Thursday, October 23, 2008
Emeritus Professor David Slawson (pictured) of USC's Gould School of Law, provides this link from the Seattle Times, as well as the following summary:
A firm based in New York State sells credit-card machine leases to merchants, using supposedly independent contractors in various states to actually make the sales. The salespersons the contractors employ tell the merchants that the leases will cost them only $20 a month but if they don't prove profitable, the merchants can transfer their leases to someone else and be free of the rental obligation. However, the fine print makes the leases nontransferable and noncancelable without a big cancelation fee and also much more expensive than $20 a month. In total, it costs a merchant $12,000 to $15,000 to get out of the lease or to continue using it for its full term. The fine print also apparently makes New York law control, and if a merchant stops paying, the New York firm brings suit against them in New York, making it very difficult and expensive for them to defend. The suit itself, if not settled, can ruin a merchant's credit rating.
Professor Slawson appends the following questions for any who might care to offer advice:
1. Aren't the local contractors still the New York firm's agents, despite being independent contractors, because an agent is someone who has the power to make contracts for the principal, *by definition?*
2. Would any of the limits on choice of law for contracts allow a Washington court to apply Washington law despite the contract?

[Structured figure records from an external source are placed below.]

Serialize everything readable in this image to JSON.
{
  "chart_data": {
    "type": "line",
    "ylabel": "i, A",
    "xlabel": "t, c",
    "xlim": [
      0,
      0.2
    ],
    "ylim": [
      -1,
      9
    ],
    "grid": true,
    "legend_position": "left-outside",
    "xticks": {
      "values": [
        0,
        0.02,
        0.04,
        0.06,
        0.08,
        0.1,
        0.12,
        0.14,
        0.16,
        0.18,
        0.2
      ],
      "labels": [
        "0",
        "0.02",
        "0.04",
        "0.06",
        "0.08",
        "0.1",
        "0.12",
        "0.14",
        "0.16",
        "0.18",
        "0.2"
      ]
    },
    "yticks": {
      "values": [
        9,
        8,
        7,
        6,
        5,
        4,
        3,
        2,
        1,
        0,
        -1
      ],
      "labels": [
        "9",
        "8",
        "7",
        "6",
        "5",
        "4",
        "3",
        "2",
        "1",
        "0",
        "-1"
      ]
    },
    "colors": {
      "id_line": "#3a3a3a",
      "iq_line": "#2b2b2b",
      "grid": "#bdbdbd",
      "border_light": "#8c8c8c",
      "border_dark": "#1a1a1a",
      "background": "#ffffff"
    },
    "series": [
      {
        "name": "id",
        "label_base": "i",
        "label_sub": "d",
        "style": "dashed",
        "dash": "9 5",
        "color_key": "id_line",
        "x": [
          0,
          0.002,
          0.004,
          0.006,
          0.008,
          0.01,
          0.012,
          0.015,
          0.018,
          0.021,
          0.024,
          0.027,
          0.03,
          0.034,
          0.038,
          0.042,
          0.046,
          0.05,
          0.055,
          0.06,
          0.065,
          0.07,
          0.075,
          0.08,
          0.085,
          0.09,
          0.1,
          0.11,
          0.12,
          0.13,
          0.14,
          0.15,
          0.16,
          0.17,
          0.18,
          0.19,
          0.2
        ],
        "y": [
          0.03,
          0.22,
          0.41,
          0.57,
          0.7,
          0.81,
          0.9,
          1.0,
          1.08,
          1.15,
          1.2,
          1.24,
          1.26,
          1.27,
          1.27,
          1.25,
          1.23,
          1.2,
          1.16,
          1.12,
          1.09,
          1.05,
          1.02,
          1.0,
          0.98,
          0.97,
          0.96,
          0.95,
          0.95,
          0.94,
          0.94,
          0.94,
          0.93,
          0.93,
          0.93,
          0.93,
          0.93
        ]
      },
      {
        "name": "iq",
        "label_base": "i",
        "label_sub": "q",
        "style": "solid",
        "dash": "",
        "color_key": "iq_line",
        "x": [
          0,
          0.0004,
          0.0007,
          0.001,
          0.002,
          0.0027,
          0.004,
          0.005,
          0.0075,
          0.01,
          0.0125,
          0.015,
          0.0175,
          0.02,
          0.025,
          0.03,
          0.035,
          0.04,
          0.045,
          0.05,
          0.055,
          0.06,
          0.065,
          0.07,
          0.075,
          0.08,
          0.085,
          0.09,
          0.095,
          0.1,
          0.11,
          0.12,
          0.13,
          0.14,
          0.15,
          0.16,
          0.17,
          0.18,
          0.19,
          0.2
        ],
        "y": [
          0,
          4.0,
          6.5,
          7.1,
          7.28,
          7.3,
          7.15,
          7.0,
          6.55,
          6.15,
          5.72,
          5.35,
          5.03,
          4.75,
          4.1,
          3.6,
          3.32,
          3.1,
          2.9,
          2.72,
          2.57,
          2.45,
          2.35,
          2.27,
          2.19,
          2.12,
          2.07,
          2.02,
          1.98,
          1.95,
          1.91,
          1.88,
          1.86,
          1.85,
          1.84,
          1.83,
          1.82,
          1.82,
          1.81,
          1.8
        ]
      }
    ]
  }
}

3. Since it would not be enough merely to declare these contracts unenforceable, because the New York firm could continue to ruin a merchant's credit rating anyway, simply by bringing suit (and possibly alleging some
new fact that distinguished the Washington court's decision), what basis might there be for bringing a fraud action against the Washington contractor and/or the New York firm?
Comments will be greatly appreciated.